Originalmente publicado el 30 de noviembre del 2020. Editado el 10 de septiembre del 2024.
Un mes atrás todo era diferente. Mi habitación y mi rutina me componían. Mi cuerpo se confundía con la madera, me recostaba en ella en las noches de calor. Solo notaba que los días iniciaban cuando los rayos del sol se filtraban por las rendijas de mi habitación. Los monótonos tonos y los monótonos colores, al llegar la mañana, eran vívidos y saturados. Pero prefería que mis pantallas tiñesen mi rostro de azul.
Quise cambiar de vida. Antes lo había tratado.
Cuando tuve dieciséis, el olor de mis libros se perdió en el césped. Cuando tuve nueve, mis polos llenos de sudor eran rozados por balones de fútbol. A los quince, tuve paseos románticos.
¿Qué había pasado con mi vida? ¿Me había asesinado? No. Pero había adoptado una vida recluida. Había dejado de vivir. Me había acostumbrado al olor de mi cuerpo, a la curva de mi espalda cuando los libros aterrizaban en mis manos y la luz del foco barato delataba una sentencia voluntaria.
Entonces, teoricé mi vida. Investigué en internet algunas salidas. Decidí correr.
Una sucesión de problemas en mi cabeza fue la consecuencia. Ideas relacionadas con la incomodidad de mi piel y mi cuerpo aparecieron. Imaginaba la gravedad de los pliegues de mi abdomen; mi nariz apenas funcionando; el sabor de la goma en mis dientes. Sentí el dolor de la planta en mis pies; la combustión interna de mi cuerpo y la fricción de las medias y mis dedos.
Temía que me vieran. Temía las burlas. Pensaba que alguien pensaría acerca de mí. Allí va, está gordo, se caerá. Raspón en la rodilla. Revoluciones oxigenadas. Cintura oblicua. ¿Qué hace acá? Mirada al piso. Que se vaya, con esa ropa no se corre. El buzo simple, el polo viejo. Logotipos deshechos. Pensamientos egocéntricos, aterradores y ficticios.
Tuve que prepararme semanas completas. Cada día decía «mañana será». Y mañana no llegaba.

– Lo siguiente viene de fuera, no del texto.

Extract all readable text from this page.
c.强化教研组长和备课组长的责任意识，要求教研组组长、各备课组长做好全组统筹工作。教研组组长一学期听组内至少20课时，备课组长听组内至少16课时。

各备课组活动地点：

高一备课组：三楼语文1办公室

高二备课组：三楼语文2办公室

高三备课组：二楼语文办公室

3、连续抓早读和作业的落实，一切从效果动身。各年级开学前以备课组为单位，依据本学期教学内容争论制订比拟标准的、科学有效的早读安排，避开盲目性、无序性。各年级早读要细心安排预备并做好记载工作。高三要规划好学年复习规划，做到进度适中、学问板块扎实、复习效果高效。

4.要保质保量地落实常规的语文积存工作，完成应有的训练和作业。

Quise ponerme las zapatillas, acomodarme las medias, ajustarme el buzo, luego el calzoncillo y finalmente el polo. Sí, era así, pero al revés. Pegué miles de notas en la pared. Planifiqué los días. Quince minutos exactos. Quince minutos bastarían. Y así, progresivamente, aumentar. Mañana serían veinte, el día siguiente veinticinco, y así continuaría hasta que un día, sin notarlo, pudiese correr veinticuatro horas, sin detenerme, ni dormir, ni estudiar, ni leer. ¿Lo imaginas? Un año entero dando pasos ininterrumpidos, hasta que las piernas sangren y los glóbulos oculares se desborden, que bajen como leche sobre mis hombros.

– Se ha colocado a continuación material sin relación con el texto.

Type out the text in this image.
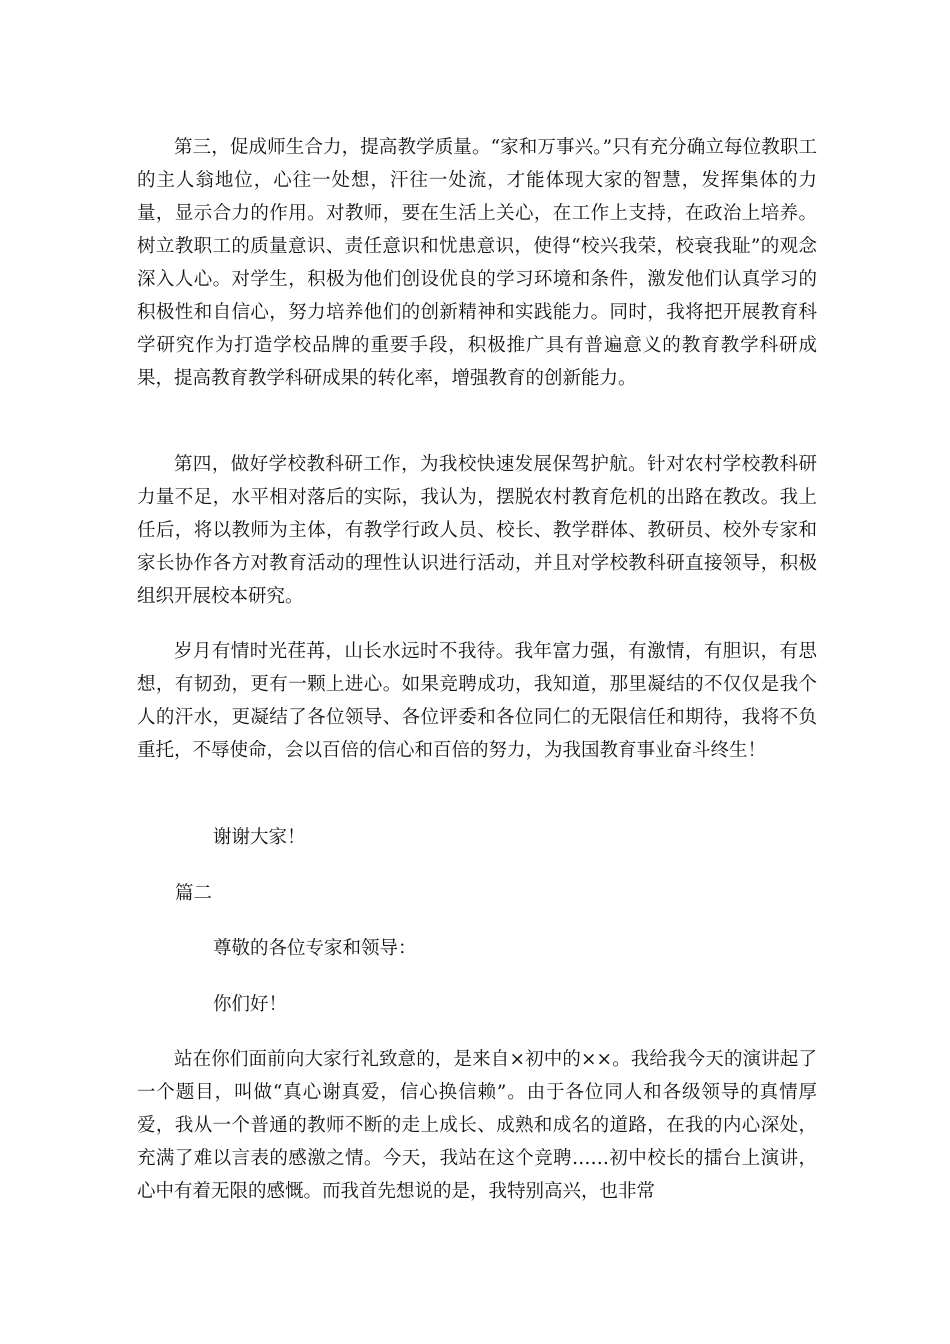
第三，促成师生合力，提高教学质量。“家和万事兴。”只有充分确立每位教职工的主人翁地位，心往一处想，汗往一处流，才能体现大家的智慧，发挥集体的力量，显示合力的作用。对教师，要在生活上关心，在工作上支持，在政治上培养。树立教职工的质量意识、责任意识和忧患意识，使得“校兴我荣，校衰我耻”的观念深入人心。对学生，积极为他们创设优良的学习环境和条件，激发他们认真学习的积极性和自信心，努力培养他们的创新精神和实践能力。同时，我将把开展教育科学研究作为打造学校品牌的重要手段，积极推广具有普遍意义的教育教学科研成果，提高教育教学科研成果的转化率，增强教育的创新能力。

第四，做好学校教科研工作，为我校快速发展保驾护航。针对农村学校教科研力量不足，水平相对落后的实际，我认为，摆脱农村教育危机的出路在教改。我上任后，将以教师为主体，有教学行政人员、校长、教学群体、教研员、校外专家和家长协作各方对教育活动的理性认识进行活动，并且对学校教科研直接领导，积极组织开展校本研究。

岁月有情时光荏苒，山长水远时不我待。我年富力强，有激情，有胆识，有思想，有韧劲，更有一颗上进心。如果竞聘成功，我知道，那里凝结的不仅仅是我个人的汗水，更凝结了各位领导、各位评委和各位同仁的无限信任和期待，我将不负重托，不辱使命，会以百倍的信心和百倍的努力，为我国教育事业奋斗终生！

谢谢大家！

篇二

尊敬的各位专家和领导：

你们好！

站在你们面前向大家行礼致意的，是来自×初中的××。我给我今天的演讲起了一个题目，叫做“真心谢真爱，信心换信赖”。由于各位同人和各级领导的真情厚爱，我从一个普通的教师不断的走上成长、成熟和成名的道路，在我的内心深处，充满了难以言表的感激之情。今天，我站在这个竞聘……初中校长的擂台上演讲，心中有着无限的感慨。而我首先想说的是，我特别高兴，也非常
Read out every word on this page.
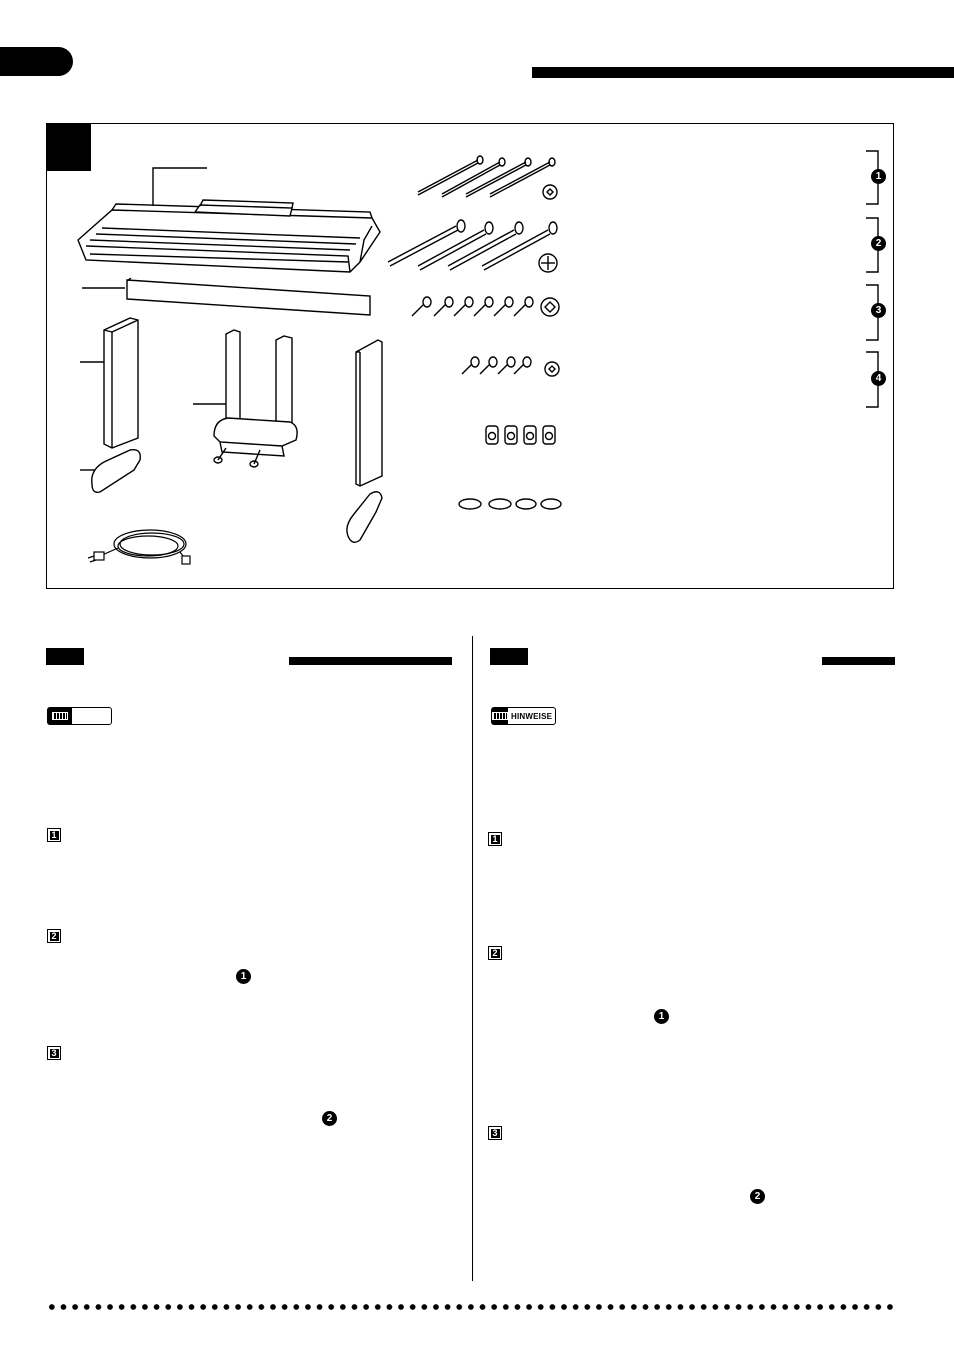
1
2
3
4
1
2
1
3
2
HINWEISE
1
2
1
3
2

Rojo, fraccionado y cansado. Darle la vuelta al mundo. Ser un jinete del apocalipsis.
Pero correr me aterraba. Ir por la avenida Raúl Ferrero, que me atropellen, sin que nadie haga nada. Sin aire, sin oxígeno, sin justicia. Comprar al sistema judicial con los proxenetas de Santa Anita. ¿Por qué correr sobre líneas blancas? Las personas solo deben andar en las veredas y en sus casos, nunca por la pista. ¿Ese hijo de puta no tenía otras cosas que hacer? No tenía, al parecer.
Pero corría de seguro para aliviarse, curarse y olvidarse de sí. Mientras las rodillas se desgastan, continuaba. Era más lento que las agujas de un reloj.
Pero inicié. Sin narrativa. Solo por impulso. Harto de los pensamientos, sin mucho que hacer, sin planificaciones, sin fórmulas. Salí, caminé, corrí y tropecé. Me levanté y doscientos metros después me faltó la respiración. Sin embargo, en una semana fueron cuatrocientos. Y, un mes después, un kilómetro.